In the field of receiver and transmitter technology for mobile telecommunications to date, only receivers incorporating fixed analog intermediate frequency (IF) stages have been found suitable for use in base stations. This is because of the large range of power levels which must be handled, and also a requirement for a low level of blocking. The range of power levels is often called the dynamic range and is usually quantified as the ratio between strongest and weakest usable power levels. Blocking is, of course, the problem of a weaker signal being drowned out by a stronger signal.
Direct conversion receivers with zero or near-zero IF stages are becoming available. However they are only suitable for use in mobile user terminals but not base stations because power range and blocking requirements of mobile user terminals are much less demanding than those of base stations. Direct down-conversion receivers are known to suffer from the problem of direct current (DC) offsets in their IQ-mixers, which limits the useful dynamic range. Incidentally, IQ-mixers are also known in the art as I/Q modulators and quadrature mixers, where I refers to the in-phase component of a signal and Q refers to the quadrature phase component.
A so-called Othello chipset for mobile user terminals is known, which incorporates a zero IF direct conversion receiver for triple-band operation (GSM 900, 1800, 1900 MHz bands). A chipset for mobile user terminals is also known which operates with a near zero IF, namely 100 kHz. Such chipsets use Variable Gain Amplifiers (VGA) as part of an automatic gain control (AGC) loop to cope with the dynamic range requirements of the mobile user terminal. To compensate for the direct current (DC) offset, averaging over a long time period is used to estimate the DC-offset correction to be applied.

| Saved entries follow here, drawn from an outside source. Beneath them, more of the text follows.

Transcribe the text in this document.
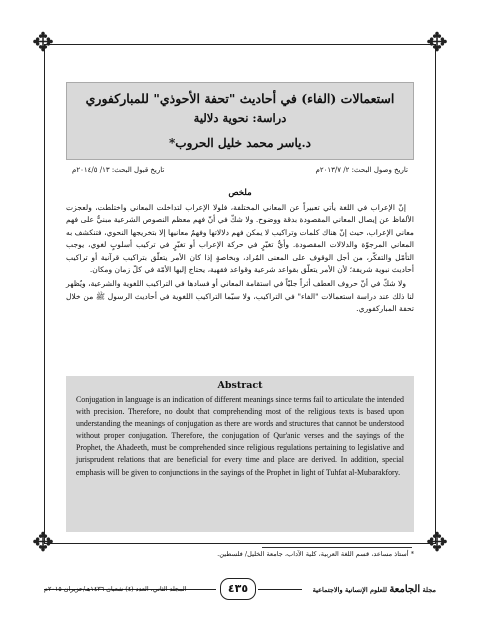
✥	✥
✥	✥
استعمالات (الفاء) في أحاديث "تحفة الأحوذي" للمباركفوري
دراسة: نحوية دلالية
د.ياسر محمد خليل الحروب*
تاريخ وصول البحث: ٢/ ٢٠١٣/٧م
تاريخ قبول البحث: ١٣/ ٢٠١٤/٥م
ملخص

إنّ الإعراب في اللغة يأتي تعبيراً عن المعاني المختلفة، فلولا الإعراب لتداخلت المعاني واختلطت، ولعجزت الألفاظ عن إيصال المعاني المقصودة بدقة ووضوح. ولا شكّ في أنّ فهم معظم النصوص الشرعية مبنيٌّ على فهم معاني الإعراب، حيث إنّ هناك كلمات وتراكيب لا يمكن فهم دلالاتها وفهمُ معانيها إلا بتخريجها النحوي، فتنكشف به المعاني المرجوّة والدلالات المقصودة. وأيُّ تغيّرٍ في حركة الإعراب أو تغيّرٍ في تركيب أسلوبٍ لغوي، يوجب التأمّل والتفكّر، من أجل الوقوف على المعنى المُراد، وبخاصةٍ إذا كان الأمر يتعلّق بتراكيب قرآنية أو تراكيب أحاديث نبوية شريفة؛ لأن الأمر يتعلّق بقواعد شرعية وقواعد فقهية، يحتاج إليها الأمّة في كلّ زمان ومكان.

ولا شكّ في أنّ حروف العطف أثراً جليّاً في استقامة المعاني أو فسادها في التراكيب اللغوية والشرعية، ويُظهر لنا ذلك عند دراسة استعمالات "الفاء" في التراكيب، ولا سيّما التراكيب اللغوية في أحاديث الرسول ﷺ من خلال تحفة المباركفوري.

Abstract
Conjugation in language is an indication of different meanings since terms fail to articulate the intended with precision. Therefore, no doubt that comprehending most of the religious texts is based upon understanding the meanings of conjugation as there are words and structures that cannot be understood without proper conjugation. Therefore, the conjugation of Qur'anic verses and the sayings of the Prophet, the Ahadeeth, must be comprehended since religious regulations pertaining to legislative and jurisprudent relations that are beneficial for every time and place are derived. In addition, special emphasis will be given to conjunctions in the sayings of the Prophet in light of Tuhfat al-Mubarakfory.
* أستاذ مساعد، قسم اللغة العربية، كلية الآداب، جامعة الخليل/ فلسطين.
المجلد الثاني، العدد (٤) شعبان ١٤٣٦هـ/حزيران ٢٠١٥م	٤٣٥	مجلة الجامعة للعلوم الإنسانية والاجتماعية
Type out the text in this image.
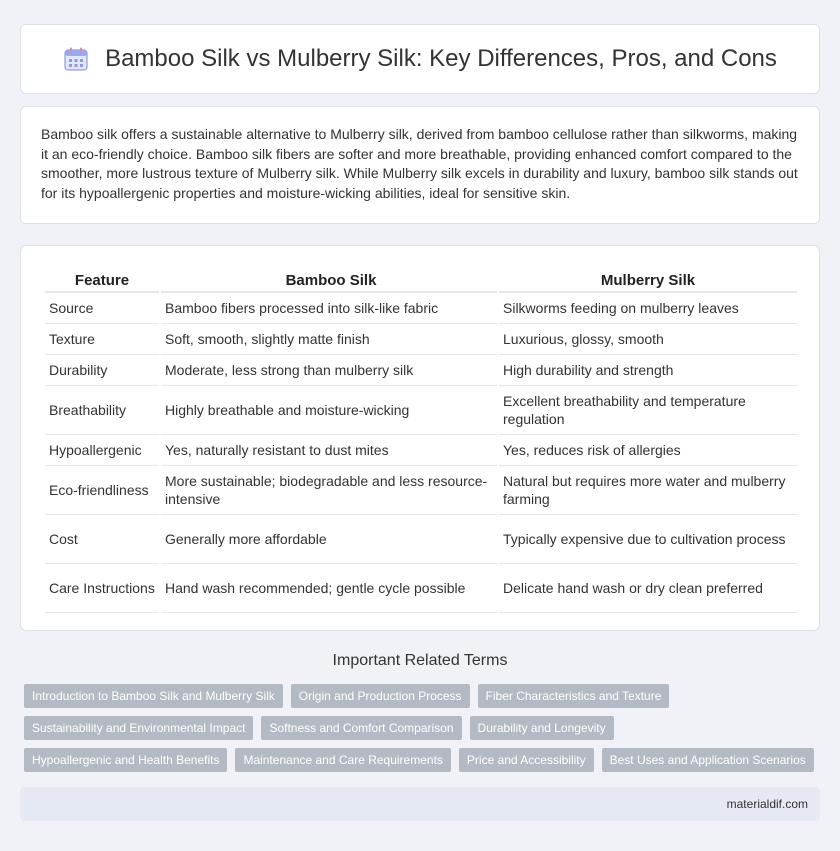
Bamboo Silk vs Mulberry Silk: Key Differences, Pros, and Cons

Bamboo silk offers a sustainable alternative to Mulberry silk, derived from bamboo cellulose rather than silkworms, making it an eco-friendly choice. Bamboo silk fibers are softer and more breathable, providing enhanced comfort compared to the smoother, more lustrous texture of Mulberry silk. While Mulberry silk excels in durability and luxury, bamboo silk stands out for its hypoallergenic properties and moisture-wicking abilities, ideal for sensitive skin.

Feature	Bamboo Silk	Mulberry Silk
Source	Bamboo fibers processed into silk-like fabric	Silkworms feeding on mulberry leaves
Texture	Soft, smooth, slightly matte finish	Luxurious, glossy, smooth
Durability	Moderate, less strong than mulberry silk	High durability and strength
Breathability	Highly breathable and moisture-wicking	Excellent breathability and temperature regulation
Hypoallergenic	Yes, naturally resistant to dust mites	Yes, reduces risk of allergies
Eco-friendliness	More sustainable; biodegradable and less resource-intensive	Natural but requires more water and mulberry farming
Cost	Generally more affordable	Typically expensive due to cultivation process
Care Instructions	Hand wash recommended; gentle cycle possible	Delicate hand wash or dry clean preferred
Important Related Terms
Introduction to Bamboo Silk and Mulberry Silk	Origin and Production Process	Fiber Characteristics and Texture
Sustainability and Environmental Impact	Softness and Comfort Comparison	Durability and Longevity
Hypoallergenic and Health Benefits	Maintenance and Care Requirements	Price and Accessibility	Best Uses and Application Scenarios
materialdif.com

The DC-offset in a direct down-conversion receiver limits performance. Accurate detection is not possible when the DC-offset is stronger than the wanted signal as occurs with weak input signals. In consequence, the dynamic range of the analog to digital converter (ADC) used to sample the in-phase (I) and quadrature phase (Q) signal components is often insufficient; the dynamic range then being the ratio of the strongest received signal to the DC-offset rather than to the weakest received signal.
As regards transmitters, direct up-conversion can be used, although a high level of carrier signal suppression is often required. Direct up-conversion modulators each consisting of an IQ mixer are available in the marketplace. However, the powers used in base stations are often near to the minimum powers which these modulators can handle, i.e. the “noisefloor”. Such modulators typically offer carrier signal suppression in the order of 35 dB without tuning. However, to improve carrier suppression, a manual or automatic tuning process is used involving e.g. adjustment of variable resistors and/or capacitors so as to compensate for slight differences in gains and delays between the I and Q branches of the IQ mixer.
The limited carrier suppression capability of known direct up-conversion mixers limits their performance. Amplitude modulation applied to the I and Q input signals is limited by the carrier signal suppression because the minimum amplitude of each of the I and Q signals equals the level of the carrier after suppression. Also the suppressed carrier generates some distortion, called error vector magnitude (EVM), of the output signal. This distortion adds to the wanted signal as a rotating phasor or a displacement in the IQ-plane.